Neil Gore and William Fox in ‘United We Stand’
All of this was despatched in two acts of quick-fire sketches and rousing songs. As writer, Neil Gore managed to convey the causes of the strike and its progress, largely through comedy and song (including ‘Part of the Union’, rescued from its snarky anti-trade union associations). There were instances where things might have been tightened up, with a scene or a song dropped, and in places (as with most agitprop theatre) it was, as the Liverpool Echo remarked ‘rough around the edges’. But there was no doubting the energy and passion of the show and its commitment to bear witness to injustice.

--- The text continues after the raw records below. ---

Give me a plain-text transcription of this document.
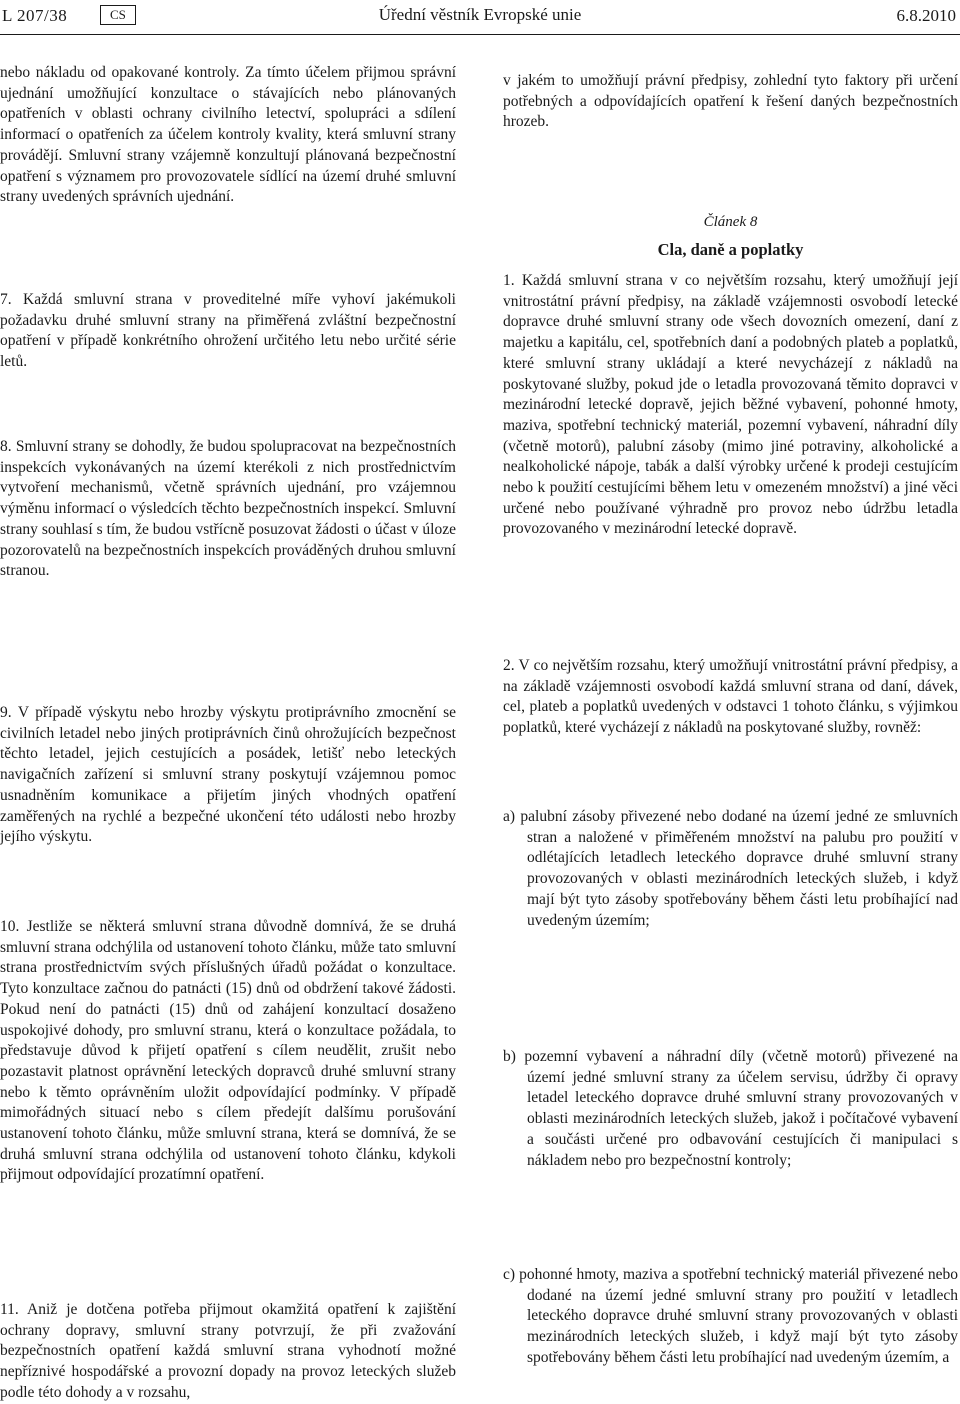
L 207/38	CS	Úřední věstník Evropské unie	6.8.2010

nebo nákladu od opakované kontroly. Za tímto účelem přijmou správní ujednání umožňující konzultace o stávajících nebo plánovaných opatřeních v oblasti ochrany civilního letectví, spolupráci a sdílení informací o opatřeních za účelem kontroly kvality, která smluvní strany provádějí. Smluvní strany vzájemně konzultují plánovaná bezpečnostní opatření s významem pro provozovatele sídlící na území druhé smluvní strany uvedených správních ujednání.

7. Každá smluvní strana v proveditelné míře vyhoví jakémukoli požadavku druhé smluvní strany na přiměřená zvláštní bezpečnostní opatření v případě konkrétního ohrožení určitého letu nebo určité série letů.

8. Smluvní strany se dohodly, že budou spolupracovat na bezpečnostních inspekcích vykonávaných na území kterékoli z nich prostřednictvím vytvoření mechanismů, včetně správních ujednání, pro vzájemnou výměnu informací o výsledcích těchto bezpečnostních inspekcí. Smluvní strany souhlasí s tím, že budou vstřícně posuzovat žádosti o účast v úloze pozorovatelů na bezpečnostních inspekcích prováděných druhou smluvní stranou.

9. V případě výskytu nebo hrozby výskytu protiprávního zmocnění se civilních letadel nebo jiných protiprávních činů ohrožujících bezpečnost těchto letadel, jejich cestujících a posádek, letišť nebo leteckých navigačních zařízení si smluvní strany poskytují vzájemnou pomoc usnadněním komunikace a přijetím jiných vhodných opatření zaměřených na rychlé a bezpečné ukončení této události nebo hrozby jejího výskytu.

10. Jestliže se některá smluvní strana důvodně domnívá, že se druhá smluvní strana odchýlila od ustanovení tohoto článku, může tato smluvní strana prostřednictvím svých příslušných úřadů požádat o konzultace. Tyto konzultace začnou do patnácti (15) dnů od obdržení takové žádosti. Pokud není do patnácti (15) dnů od zahájení konzultací dosaženo uspokojivé dohody, pro smluvní stranu, která o konzultace požádala, to představuje důvod k přijetí opatření s cílem neudělit, zrušit nebo pozastavit platnost oprávnění leteckých dopravců druhé smluvní strany nebo k těmto oprávněním uložit odpovídající podmínky. V případě mimořádných situací nebo s cílem předejít dalšímu porušování ustanovení tohoto článku, může smluvní strana, která se domnívá, že se druhá smluvní strana odchýlila od ustanovení tohoto článku, kdykoli přijmout odpovídající prozatímní opatření.

11. Aniž je dotčena potřeba přijmout okamžitá opatření k zajištění ochrany dopravy, smluvní strany potvrzují, že při zvažování bezpečnostních opatření každá smluvní strana vyhodnotí možné nepříznivé hospodářské a provozní dopady na provoz leteckých služeb podle této dohody a v rozsahu,

v jakém to umožňují právní předpisy, zohlední tyto faktory při určení potřebných a odpovídajících opatření k řešení daných bezpečnostních hrozeb.

Článek 8

Cla, daně a poplatky

1. Každá smluvní strana v co největším rozsahu, který umožňují její vnitrostátní právní předpisy, na základě vzájemnosti osvobodí letecké dopravce druhé smluvní strany ode všech dovozních omezení, daní z majetku a kapitálu, cel, spotřebních daní a podobných plateb a poplatků, které smluvní strany ukládají a které nevycházejí z nákladů na poskytované služby, pokud jde o letadla provozovaná těmito dopravci v mezinárodní letecké dopravě, jejich běžné vybavení, pohonné hmoty, maziva, spotřební technický materiál, pozemní vybavení, náhradní díly (včetně motorů), palubní zásoby (mimo jiné potraviny, alkoholické a nealkoholické nápoje, tabák a další výrobky určené k prodeji cestujícím nebo k použití cestujícími během letu v omezeném množství) a jiné věci určené nebo používané výhradně pro provoz nebo údržbu letadla provozovaného v mezinárodní letecké dopravě.

2. V co největším rozsahu, který umožňují vnitrostátní právní předpisy, a na základě vzájemnosti osvobodí každá smluvní strana od daní, dávek, cel, plateb a poplatků uvedených v odstavci 1 tohoto článku, s výjimkou poplatků, které vycházejí z nákladů na poskytované služby, rovněž:

a) palubní zásoby přivezené nebo dodané na území jedné ze smluvních stran a naložené v přiměřeném množství na palubu pro použití v odlétajících letadlech leteckého dopravce druhé smluvní strany provozovaných v oblasti mezinárodních leteckých služeb, i když mají být tyto zásoby spotřebovány během části letu probíhající nad uvedeným územím;

b) pozemní vybavení a náhradní díly (včetně motorů) přivezené na území jedné smluvní strany za účelem servisu, údržby či opravy letadel leteckého dopravce druhé smluvní strany provozovaných v oblasti mezinárodních leteckých služeb, jakož i počítačové vybavení a součásti určené pro odbavování cestujících či manipulaci s nákladem nebo pro bezpečnostní kontroly;

c) pohonné hmoty, maziva a spotřební technický materiál přivezené nebo dodané na území jedné smluvní strany pro použití v letadlech leteckého dopravce druhé smluvní strany provozovaných v oblasti mezinárodních leteckých služeb, i když mají být tyto zásoby spotřebovány během části letu probíhající nad uvedeným územím, a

There was a brilliant puppetry presentation of ‘The Big Conspiracy’ that revealed the connections between the leaders of the construction industry and government ministers (see this page for confirmation), and another scene which featured a wonderful impersonation of Hughie Green in an Opportunity Knocks devoted to the McAlpine family, owners of McAlpines, the main contractors on the building site in Shrewsbury which featured prominently in the charges against the pickets. The McAlpines had form:
Robert Alistair McAlpine became the Treasurer of the Conservative Party in 1975. The McAlpine family had great political influence in the North Wales area. The High Sheriff of Denbighshire, which is a large part of the county of Gwynedd, is the senior person responsible for law and order. Up to the 1970’s the past nine High Sheriffs had been members of the McAlpine family. The person appointed High Sheriff in April 1974 was Mr Peter Bell, a director of McAlpine and the son-in-law of the late Sir Alfred McAlpine, who was also Mr Bell’s predecessor as High Sheriff.
The pickets were the ones charged with conspiracy. But the real conspiracy was to be found elsewhere.
The play concluded with scenes from the trial of Des Warren and Ricky Tomlinson, including their final speeches from the dock. I was a little disappointed that it ended there and failed to consider the personal impact of the convictions (especially on Des Warren who died in 2004 from Parkinson’s disease, attributed to the long-term effects of the treatment he received during his jail sentence, in particular the ‘liquid cosh’ – a cocktail of tranquillisers he was given for refusing to cooperate with the prison authorities). There was no mention, either, of the ongoing campaign to clear the names of the 24 convicted pickets (though there was an informative display at the rear of the theatre).
Whose Conspiracy? Justice for the Shrewsbury pickets: this 2009 film tells the story of the Shrewsbury Pickets
The Shrewsbury 24 Campaign was established in Liverpool in 2006 after a meeting between several of the convicted pickets and local trade union activists. The campaign demands that the convictions of the 24 men accused of violent picketing and intimidation be overturned. Earlier this year a petition with 100,000 signatures was handed in at 10 Downing Street, calling on the government to release documents on the case. But Chris Grayling, the Justice (sic) Minister has said that they will remain sealed until 2021 on the grounds of national security. Ricky Tomlinson’s view of the matter has been characteristically succinct: ‘National security? My arse.’